Can civil society finish democratic revolution?
This deterioration of the democratic record is not new for Ukraine. Since 2010, most democratic indexes demonstrated a steady decline. This one is particularly disturbing because media freedom was one of the most-often praised accomplishment of the 2004 Orange Revolution.
How far will this trend continue and is civil society capable to protect democracy? How to finish the revolution and achieve those aspirations for freedom and justice voiced on Maidan in 2004?
Findings from my Chatham House report shed some light on these questions and flash some red signals for the leaders of non-governmental organizations and Western donors supporting them.

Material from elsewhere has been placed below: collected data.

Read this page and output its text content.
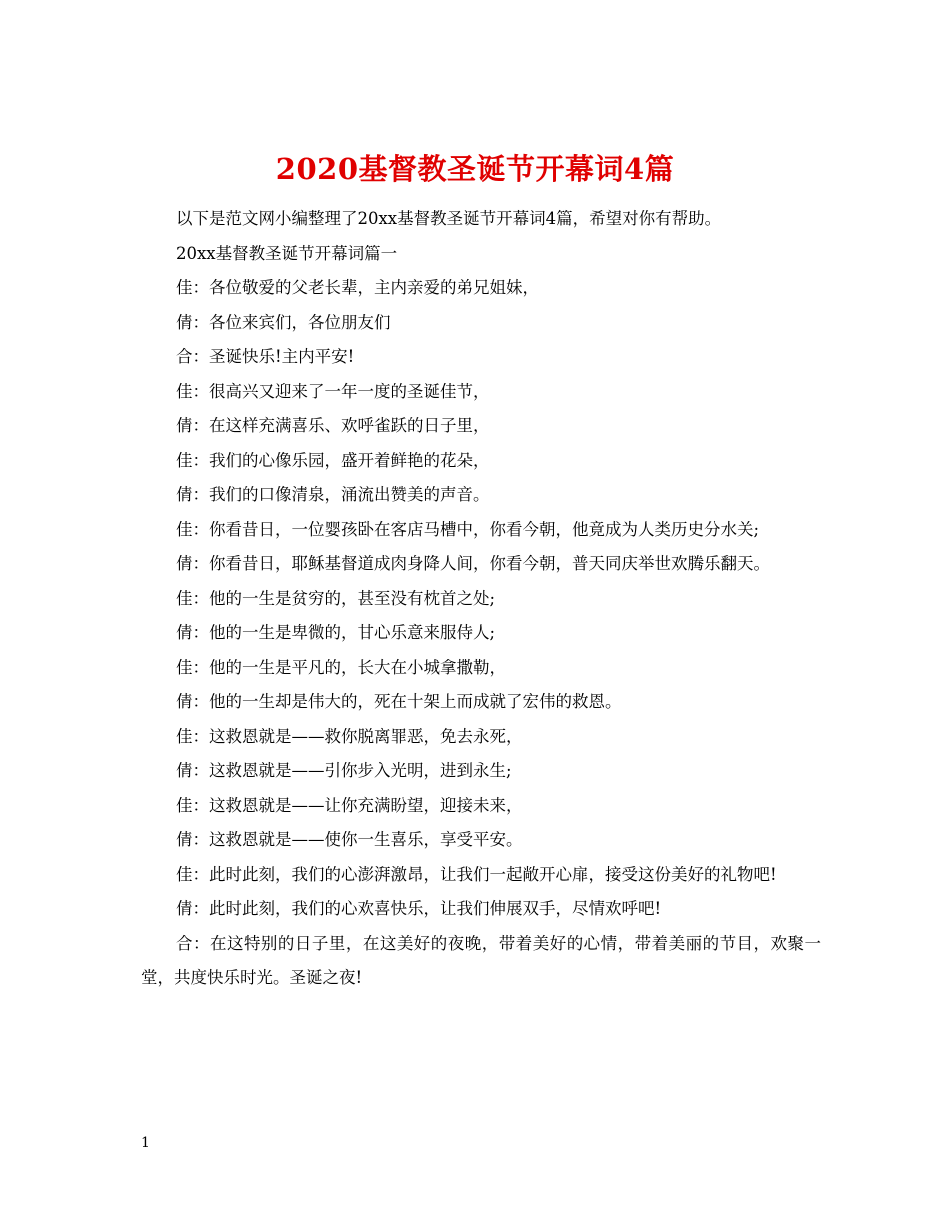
2020基督教圣诞节开幕词4篇

以下是范文网小编整理了20xx基督教圣诞节开幕词4篇，希望对你有帮助。

20xx基督教圣诞节开幕词篇一

佳：各位敬爱的父老长辈，主内亲爱的弟兄姐妹，

倩：各位来宾们，各位朋友们

合：圣诞快乐!主内平安!

佳：很高兴又迎来了一年一度的圣诞佳节，

倩：在这样充满喜乐、欢呼雀跃的日子里，

佳：我们的心像乐园，盛开着鲜艳的花朵，

倩：我们的口像清泉，涌流出赞美的声音。

佳：你看昔日，一位婴孩卧在客店马槽中，你看今朝，他竟成为人类历史分水关;

倩：你看昔日，耶稣基督道成肉身降人间，你看今朝，普天同庆举世欢腾乐翻天。

佳：他的一生是贫穷的，甚至没有枕首之处;

倩：他的一生是卑微的，甘心乐意来服侍人;

佳：他的一生是平凡的，长大在小城拿撒勒，

倩：他的一生却是伟大的，死在十架上而成就了宏伟的救恩。

佳：这救恩就是——救你脱离罪恶，免去永死，

倩：这救恩就是——引你步入光明，进到永生;

佳：这救恩就是——让你充满盼望，迎接未来，

倩：这救恩就是——使你一生喜乐，享受平安。

佳：此时此刻，我们的心澎湃激昂，让我们一起敞开心扉，接受这份美好的礼物吧!

倩：此时此刻，我们的心欢喜快乐，让我们伸展双手，尽情欢呼吧!

合：在这特别的日子里，在这美好的夜晚，带着美好的心情，带着美丽的节目，欢聚一堂，共度快乐时光。圣诞之夜!

1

Civil society in Ukraine, and in the post-Soviet region as a whole, is weak as citizens remain disengaged from public life and hold back from participating in independent organizations, informal groups and professional organizations. Despite 71,000 registered NGOs in Ukraine, only 5 percent of Ukrainians report any kind of membership.

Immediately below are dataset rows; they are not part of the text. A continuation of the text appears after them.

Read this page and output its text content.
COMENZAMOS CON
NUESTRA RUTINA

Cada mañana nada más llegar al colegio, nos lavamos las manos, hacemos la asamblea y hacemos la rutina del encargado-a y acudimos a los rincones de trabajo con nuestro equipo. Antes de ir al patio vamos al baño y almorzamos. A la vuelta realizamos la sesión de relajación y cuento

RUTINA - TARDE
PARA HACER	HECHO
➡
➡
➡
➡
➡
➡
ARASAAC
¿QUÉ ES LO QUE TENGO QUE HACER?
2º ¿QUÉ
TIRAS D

They feel more comfortable discussing politics at home in front of a political TV talk show than expressing their thoughts in the town hall meetings or public debates. Citizens rely on informal clientele-type networks and corruption to find their ways around the system.

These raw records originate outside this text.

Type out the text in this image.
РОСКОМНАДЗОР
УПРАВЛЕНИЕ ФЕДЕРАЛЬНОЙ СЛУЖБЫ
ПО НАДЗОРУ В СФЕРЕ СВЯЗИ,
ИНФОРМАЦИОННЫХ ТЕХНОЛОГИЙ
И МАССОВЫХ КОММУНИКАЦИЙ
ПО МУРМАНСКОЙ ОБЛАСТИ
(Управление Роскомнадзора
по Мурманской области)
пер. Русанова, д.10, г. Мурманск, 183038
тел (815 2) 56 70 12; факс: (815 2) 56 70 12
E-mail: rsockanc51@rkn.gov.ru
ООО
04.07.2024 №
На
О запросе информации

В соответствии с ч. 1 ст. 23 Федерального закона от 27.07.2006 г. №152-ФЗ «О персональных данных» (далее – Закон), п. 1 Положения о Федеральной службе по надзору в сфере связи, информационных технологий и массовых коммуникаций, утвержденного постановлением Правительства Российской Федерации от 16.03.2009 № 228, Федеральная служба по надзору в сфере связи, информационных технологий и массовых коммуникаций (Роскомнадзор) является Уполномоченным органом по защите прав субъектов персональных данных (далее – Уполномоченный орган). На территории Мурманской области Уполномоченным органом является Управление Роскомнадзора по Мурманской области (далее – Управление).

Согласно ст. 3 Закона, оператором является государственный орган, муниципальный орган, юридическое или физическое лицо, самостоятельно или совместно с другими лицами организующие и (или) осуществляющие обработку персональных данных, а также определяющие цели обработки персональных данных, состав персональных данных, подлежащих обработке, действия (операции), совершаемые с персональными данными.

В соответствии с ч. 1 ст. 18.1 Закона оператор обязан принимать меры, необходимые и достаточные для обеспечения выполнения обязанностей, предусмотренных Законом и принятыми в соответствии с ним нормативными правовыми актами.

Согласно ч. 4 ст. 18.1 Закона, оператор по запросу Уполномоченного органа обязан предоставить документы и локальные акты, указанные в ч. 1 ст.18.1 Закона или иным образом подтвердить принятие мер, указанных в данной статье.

At the same time, many well-established Ukrainian NGOs form an “NGO-cracy,” where professional NGO leaders use access to domestic policymakers and Western donors to influence public policies, yet they are disconnected from the public at large. Annually major foreign donors spend roughly $42 million for civil society assistance in Ukraine.
This includes US Agency for International Development, the International Renaissance Foundation (owned by U.S. billionaire George Soros) and the European Union. Western money allows NGOs to attract talent, but their full-time employees are more comfortable networking with Western embassies and various state agencies than holding public consultations and engaging with citizens.
This assistance is roughly going to the 200 best-connected groups in Ukraine, among them think tanks, advocacy groups, watchdog groups. They are mostly interested in influencing policy and advocacy and very few of them would describe themselves as an “association of citizens.” Only 17 percent of Ukrainian NGOs have more than 100 members.
As the result, Western assistance focused on consolidating democracy is failing. NGO leaders themselves acknowledge their marginal influence on policymaking in Ukraine but mostly believe it is due to unwillingness of the government to include NGOs in genuine public consultation. There is truth in this. Most of the public councils that operate at the national and local levels are either rubber-stamping decisions or are being hijacked by the ministries, as arecent case with the Public Council at the Interior Ministry vividly demonstrates.
The Public Council, a public body that is supposed to oversee the observance of human rights by the police, was dismissed in August last year, and the ministry on Jan. 27 handpicked members of the new council through a number of manipulative tactics. More than 50 representatives of specialized NGOs were left out of the process.
The major reason why most Ukrainian NGOs have a marginal impact on government is lack of a constituency and connections with citizens. Most NGO leaders believe that their strength comes from their expertise and connections with decisionmakers.
Political reality in Ukraine shows that expertise alone is not enough to influence policymaking. To be influential organisations have to be representative and enjoy public support. Recent events proved that civil society movements such as Tax Maidan II, network to Protect Andriyvsky Uzviz, student movement against the new educational law turned successful due to citizens mobilization in public space, media campaigns, active social network strategy, clear focus on issues of specific constituency.
Both donors and NGO leaders should embrace the fact that the fundamental problem with Western assistance to civil society is that it leaves much of society untouched and this undermines the transformative power of the whole exercise. When citizens are not at the heart of these organizations, they become passive consumers of democracy development aid instead of the driving force behind democratic change.
Western donors should spend their money more wisely. They should embrace the idea that active and empowered citizens, not the expertise of a few NGOs, are the indicator of civil society’s strength. Prioritizing greater citizen participation in organizations, as well as social trust, tolerance, openness and self-expression can do this.
Donors could also consider supporting not just English-speaking, Western-oriented NGOs and shift their attention to the grassroots level. Non-conventional actors such as youth groups, students’ associations and universities, grassroots citizens’ initiative groups, intellectual circles, schools and religious organizations that pursue charitable and community goals . Donors need to consider incorporating conditionality in their support for NGOs, based on criteria that include connections with citizens.
Ukrainian activists and NGO leaders must design a strategy and engage citizens more in what they do. If Ukrainians want true democracy, transparency and personal freedom, they need to build social trust.
Government will not give up space to citizens out of good will. It is up to citizens to demand and occupy this space. To prevent further deterioration of democratic freedoms, Ukrainians should engage in public life beyond voting in elections, because as Karl Popper pointed out: ‘Democracy may help to preserve freedom but it can never create it if the individual citizen does not care for it.’
Orysia Lutsevych is a Ukrainian civil society expert living in London. She was Robert Bosch Fellow at Chatham House in 2012, and formerly headed Arseniy Yatseniuk's Open Ukraine, a private foundation.